In these remarkable and uncertain times, we are so thrilled to see that Dangerous Women has just jumped to 66% funded. What a milestone! Thanks to everyone who has pledged so far, and welcome to our community!

Like all of us, the Dangerous Women team are full of admiration for the tireless workers in the NHS, and indeed in hospitals around the world, as they strive to overcome the coronavirus. From doctors to domestic services staff, specialists to students, their efforts are perhaps the greatest example of community-building in the face of a crisis.

The original posts from the Dangerous Women Project are still freely available online, and so we would like to point our readers towards a piece that isn't in the book; written by Jo Spiller back in 2016, the blog explores the long fight by Sophia Jex-Blake and others to enter the medical profession in the late 19th century.

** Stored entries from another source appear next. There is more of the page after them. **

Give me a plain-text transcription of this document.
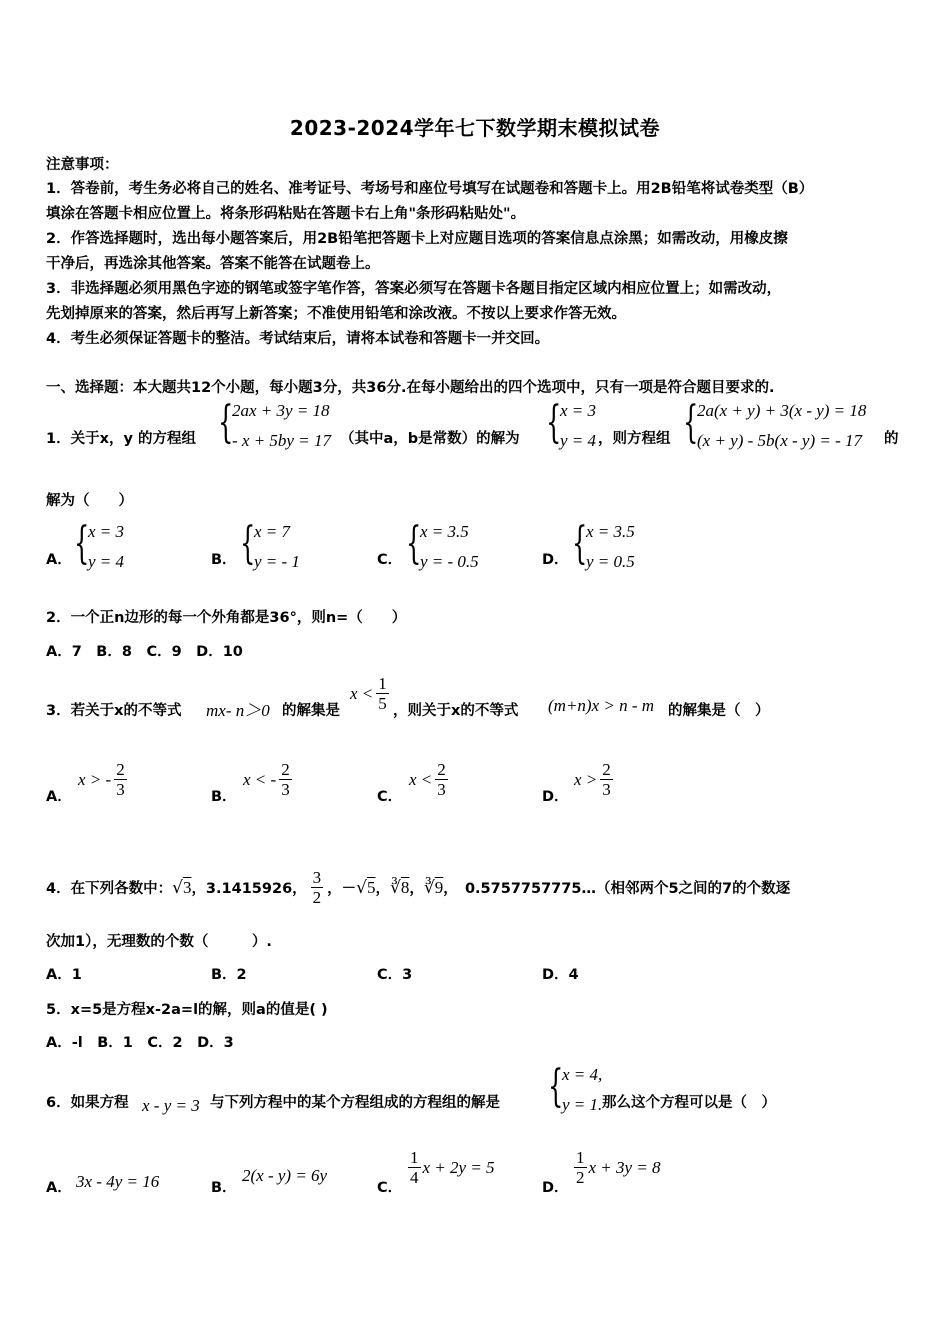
2023-2024学年七下数学期末模拟试卷
注意事项：
1．答卷前，考生务必将自己的姓名、准考证号、考场号和座位号填写在试题卷和答题卡上。用2B铅笔将试卷类型（B）
填涂在答题卡相应位置上。将条形码粘贴在答题卡右上角"条形码粘贴处"。
2．作答选择题时，选出每小题答案后，用2B铅笔把答题卡上对应题目选项的答案信息点涂黑；如需改动，用橡皮擦
干净后，再选涂其他答案。答案不能答在试题卷上。
3．非选择题必须用黑色字迹的钢笔或签字笔作答，答案必须写在答题卡各题目指定区域内相应位置上；如需改动，
先划掉原来的答案，然后再写上新答案；不准使用铅笔和涂改液。不按以上要求作答无效。
4．考生必须保证答题卡的整洁。考试结束后，请将本试卷和答题卡一并交回。
一、选择题：本大题共12个小题，每小题3分，共36分.在每小题给出的四个选项中，只有一项是符合题目要求的.
1．关于x，y 的方程组 {
2ax + 3y = 18
- x + 5by = 17 （其中a，b是常数）的解为 {
x = 3
y = 4 ，则方程组 {
2a(x + y) + 3(x - y) = 18
(x + y) - 5b(x - y) = - 17	的
解为（　　）
A． {
x = 3
y = 4	B． {
x = 7
y = - 1	C． {
x = 3.5
y = - 0.5	D． {
x = 3.5
y = 0.5
2．一个正n边形的每一个外角都是36°，则n=（　　）
A．7　B．8　C．9　D．10
3．若关于x的不等式 mx- n＞0 的解集是
$x < \frac{1}{5}$ ，则关于x的不等式 (m+n)x > n - m 的解集是（　）
A．
x > - $\frac{2}{3}$	B．
x < - $\frac{2}{3}$	C．
$x < \frac{2}{3}$	D．
$x > \frac{2}{3}$
4．在下列各数中： √ 3 ，3.1415926， $\frac{3}{2}$ ，－ √ 5 ， ∛ 8 ， ∛ 9 ，　0.5757757775…（相邻两个5之间的7的个数逐
次加1），无理数的个数（　　　）.
A．1	B．2	C．3	D．4
5．x=5是方程x-2a=l的解，则a的值是( )
A．-l　B．1　C．2　D．3
6．如果方程 x - y = 3 与下列方程中的某个方程组成的方程组的解是 {
x = 4,
y = 1. 那么这个方程可以是（　）
A． 3x - 4y = 16	B．
2(x - y) = 6y
C．
$\frac{1}{4}$ x + 2y = 5
D．
$\frac{1}{2}$ x + 3y = 8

...the women began to be subjected to a mounting campaign of intimidation. They were regularly followed home, and had a series of obscene letters put through their letterboxes. Crowds would gather outside their Edinburgh home to rattle their windows and door and remove their nameplate, they would be pelted with peas and other objects thrown at them as they moved around campus.

The women stopped going out on campus alone and would not leave the house after dark. This hostility reached crisis point at 4pm on 18th November 1870 when the women arrived at Surgeon’s Hall on Nicolson Street, Edinburgh to sit an Anatomy exam. They found their route blocked by a baying mob of over two hundred students and locals hurling mud, rubbish and insults at them.